In my real job as a Union monkey...Christmas Eve and Day...New Years Eve and Day...If we have to work...It's double time plus 8 hours Holiday pay


----------



## SHAWZER (Feb 29, 2012)

Mr.Markus said:


> I pay my guy extra helpings of goose, red cabbage and dumplings...


Sounds like your guy might have to adjust his seat belt ........


----------



## Randall Ave (Oct 29, 2014)

If for some reason I had to have someone come in, pay would be double time, plus something extra.


----------



## snowman55 (Nov 20, 2007)

I'm a scrouge I guess. Have worked many Xmas and it's no different pay than another day.
That being said I think we compensate guys more than average and if we need to work that day it's part of the deal.
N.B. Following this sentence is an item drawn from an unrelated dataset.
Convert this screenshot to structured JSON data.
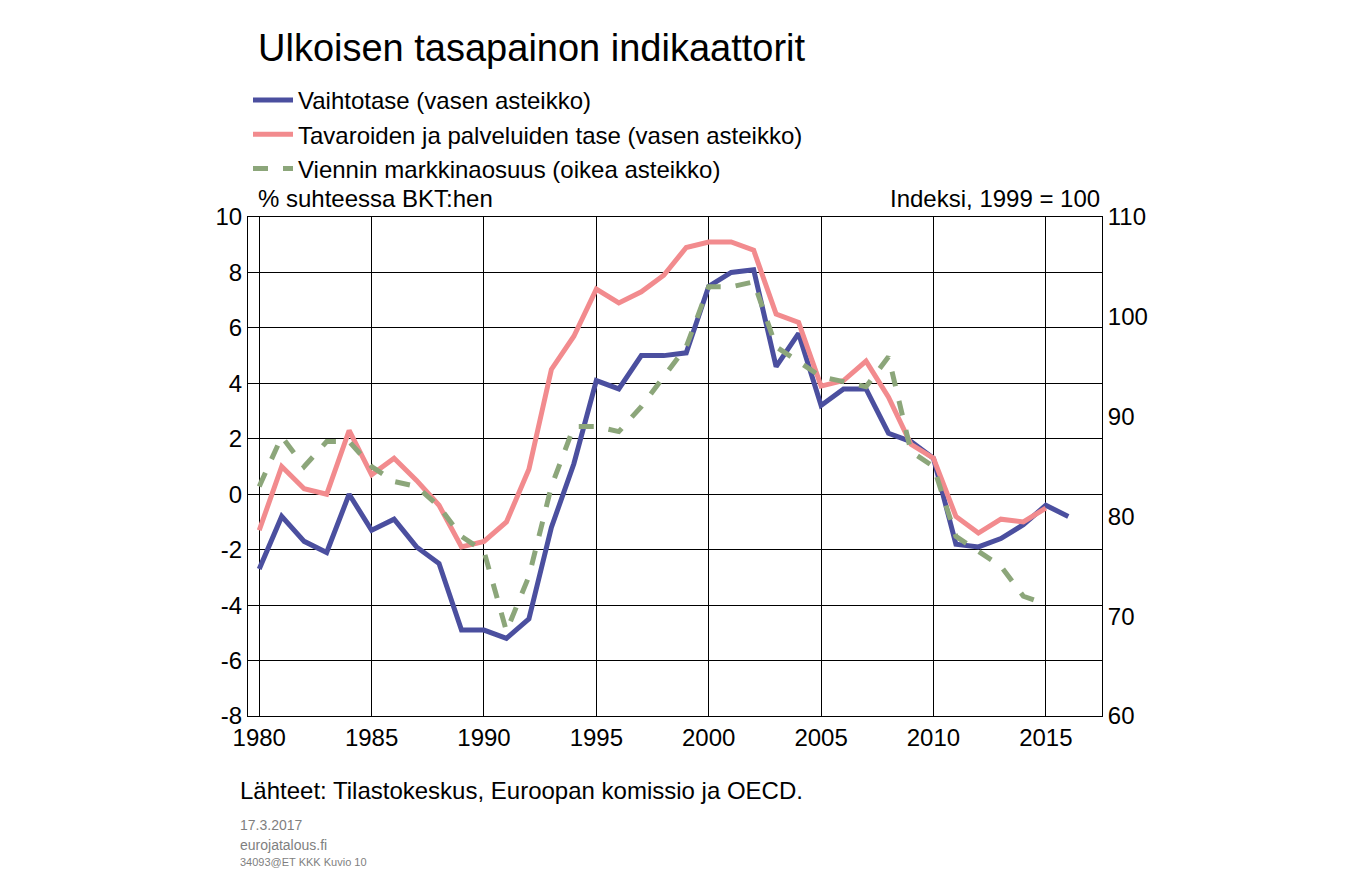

Do you charge more to perform work on holidays?


----------



## Philbilly2 (Aug 25, 2007)

My guys contracts are double time all day on any of the 7 major holidays.


----------



## SHAWZER (Feb 29, 2012)

Going to buy myself something expensive if I have to plow on Christmas Day ..........


----------



## Mark Oomkes (Dec 10, 2000)

Do you pay more than the "normal" rate for plowing to start with?


----------



## Mark Oomkes (Dec 10, 2000)

Mr.Markus said:


> I pay my guy extra helpings of goose, red cabbage and dumplings...


I think I'd pass on the extra pay...


----------



## LapeerLandscape (Dec 29, 2012)

We are going to start work at 12:01 am 12-26-17 ...


----------



## ktfbgb (Jan 31, 2016)

LapeerLandscape said:


> We are going to start work at 12:01 am 12-26-17 ...


There you go.


----------



## ktfbgb (Jan 31, 2016)

No I dont pay extra on holidays. I dont get to charge extra on a holiday.


----------



## FourDiamond (Nov 23, 2011)

The guys are out right now. A new guy asked about extra pay for today. I told him "the fat guy in the red suit will have something extra in the check next week". Merry Christmas to everyone, whether you're working today or not, and thanks for the replies.


----------



## Goodnyou (Mar 20, 2015)

This was the first snowy Christmas for us since around 2000. the guys who worked the Christmas storm got double time plus a good dinner at the nicest place around that was still open. As a business owner I take good care of the guys and in return they will do anything for me. 10 of my guys worked 8 but a few got 12 . Everyone was happy but my wife says I should get a real job.


----------